Da Ideação Suicidária
ou A Degeneração do Humor
ou A Degeneração do Humor
1. Não é fácil gerar e gerir o Humor, fenómeno complexo e sério
que – tal como o Riso, o Cómico, a Ironia e outras manifestações próximas dele
e das suas variadas facetas e configurações – tem sido objecto de aprofundados
estudos temáticos.
– De resto, para além de ser uma manifestação não só mas especialmente humana, cultural e psicossocialmente
situada, de sentimentos, percepções estéticas e juízos de valor sobre factos, pessoas,
tipos, situações e comportamentos reais, ficcionais, físicos ou imaginários, que
são transmissíveis ou transmitidos sob múltiplas
formas de representação discursiva e simbólica (verbal, literária e gestual),
o Humor e as suas categorias ou circunstâncias de exercício retórico,
narrativo, teatral e iconográfico foi visto em conhecidas e tão diversas
abordagens como as que foram desenvolvidas pelos filósofos, escritores,
dramaturgos, psicólogos e comediantes clássicos, e mais recentemente ainda, a
título de exemplos que apenas saliento, Bergson (numa obra sobre “a
significação do cómico”), Darwin (que o estudou na perspectiva “das emoções no
homem e nos animais”), ou por Freud e Lacan que o inseriram no quadro
psicanalítico e intersticial da linguagem e das suas “contaminações” por
relação ao inconsciente, ao desejo, à sexualidade, ao poder, etc., como no caso
dos ditos espirituosos (“mots
d’esprit”), chistes, anedotas, cantigas, graças ou dichotes...

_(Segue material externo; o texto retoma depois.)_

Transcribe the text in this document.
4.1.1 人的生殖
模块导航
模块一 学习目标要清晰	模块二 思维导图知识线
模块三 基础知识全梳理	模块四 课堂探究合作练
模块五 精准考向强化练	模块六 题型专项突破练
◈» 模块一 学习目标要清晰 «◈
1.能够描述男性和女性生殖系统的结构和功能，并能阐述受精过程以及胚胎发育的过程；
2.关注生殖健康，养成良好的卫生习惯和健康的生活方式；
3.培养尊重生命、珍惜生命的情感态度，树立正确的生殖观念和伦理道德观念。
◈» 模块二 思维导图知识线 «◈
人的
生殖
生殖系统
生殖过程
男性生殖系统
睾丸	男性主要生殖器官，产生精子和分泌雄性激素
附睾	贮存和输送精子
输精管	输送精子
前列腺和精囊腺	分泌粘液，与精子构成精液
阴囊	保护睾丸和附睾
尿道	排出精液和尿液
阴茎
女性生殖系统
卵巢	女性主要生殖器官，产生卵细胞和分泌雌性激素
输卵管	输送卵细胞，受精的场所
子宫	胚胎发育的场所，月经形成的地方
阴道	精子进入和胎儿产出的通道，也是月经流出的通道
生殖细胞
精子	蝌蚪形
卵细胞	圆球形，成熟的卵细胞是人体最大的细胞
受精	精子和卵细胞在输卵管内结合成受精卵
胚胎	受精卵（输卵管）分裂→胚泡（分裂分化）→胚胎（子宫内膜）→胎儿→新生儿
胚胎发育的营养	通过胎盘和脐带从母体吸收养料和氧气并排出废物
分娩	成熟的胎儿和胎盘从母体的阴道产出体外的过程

Por outro lado, toda a trama expressiva e crítica que o Humor e
suas variantes paradigmáticas contêm e veiculam estão bem presente no folclore
dos povos e culturas, disso até sendo amostra muita rica o caso dos dizeres das
nossas Velhas (que abordei em Heranças da Terra – Leituras de Etnografia e
Outros Textos), enquanto modalidade genericamente filiada numa tradição
remontável às Cantigas de Escárnio e Maldizer.
E é assim, conforme mais salientei,
serem intenção ou intencionalidade de As
Velhas a sátira de casos, vivências e situações individuais ou comunitárias
transpostas para uma ou várias insólitas
ocorrências aonde um certo teatro de costumes, gestos e falas é sintetizado
numa relação ou tendencial relacionamento entre pessoas (homens e mulheres idosas),
desenhando-se aí uma dupla cena-padrão envolvendo um jogo imagético, libidinal e amoroso de absurdo e de desejo, sendo também o
mesmo suportado por uma lógica de duplo
sentido que efectua uma transgressão
do registo normalizado das morais e das linguagens socialmente avalizadas e
toleradas...
2. Vem isto também a propósito de um programa – intitulado Melhor do que Falecer – da autoria de
Ricardo Araújo Pereira (RAP), figurinha estelar do nacional-humorismo em voga e
alta cotação nos canais da TV que encharca o País com as suas criatividades espirituosas...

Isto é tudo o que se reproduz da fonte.